Por aqui não passou aquele penoso ambiente de oradores a falar
para umas dezenas de delegados devido à ausência dos chefes,
dos candidatos a chefes ou dos zangados com os chefes. Por aqui não
passou a intervenção, da fulanização, dos
conteúdos e posicionamentos de voto determinados em função
do poder ou do lugar ambicionado a pensar na grelha de partida das listas
para cargos das autarquias, de deputados ou, sabe-se lá, se não
mesmo de ministros ou pelo menos de secretários de Estado.
Os delegados ao XVII Congresso do PCP dignificaram com a sua presença
permanente o mandato que lhes foi atribuído, numa demonstração
de democracia que pede meças a qualquer outro Congresso de qualquer
outro Partido. Não foi um acto forçado por disciplina. Foi
um acto de consciência livre e responsavelmente assumido.
Por imposição duma lei que colide com valores democráticos
e constitucionais, elegemos a Direcção por voto secreto.
Considerámos que para prosseguir o nosso combate contra esta lei
de imposição tínhamos de defender o Partido.
O Comité Central foi eleito quase pelo pleno dos 1307 delegados
e por 95% dos votos favoráveis.
Neste como noutros congressos o PCP sempre demonstrou ser não
um Partido inadaptado à democracia, fixado em regras do tempo do
seu heróico combate à ditadura fascista, que inscreve no
seu programa as eleições como fundamento directo do poder
político e da legitimidade da constituição dos seus
órgãos.
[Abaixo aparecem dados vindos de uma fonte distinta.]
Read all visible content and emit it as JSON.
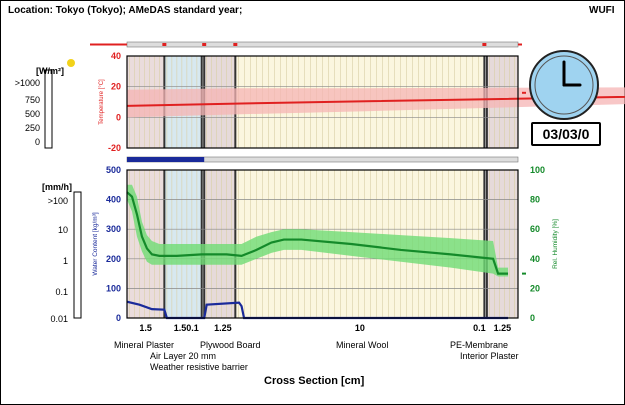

O que não aceita são ingerências
e imposições que condicionam a soberania dos seus militantes,
que limitem a liberdade pela qual tanto lutámos e que fragilizam
a própria democracia. A revogação dessa lei seria
um saudável exercício democrático.
Sobre a Direcção eleita duas ou três referências
importantes:
A primeira é a significativa renovação com a entrada
de 27 jovens com menos de 30 anos para o Comité Central, o que
não sendo um valor em si mesmo permite caldear a geração
do futuro com as gerações temperadas e experimentadas no
trabalho de Direcção.
A segunda é a subida da percentagem de camaradas mulheres no Comité
Central e nos seus Organismos Executivos, que conduz não a um sentimento
de satisfação mas à necessidade duma consideração
mais audaciosa quanto à participação e responsabilização
de camaradas mulheres na Direcção e na vida do Partido.
A terceira tem a ver com saídas dos Organismos Executivos e do
Comité Central e substituição do Secretário-geral.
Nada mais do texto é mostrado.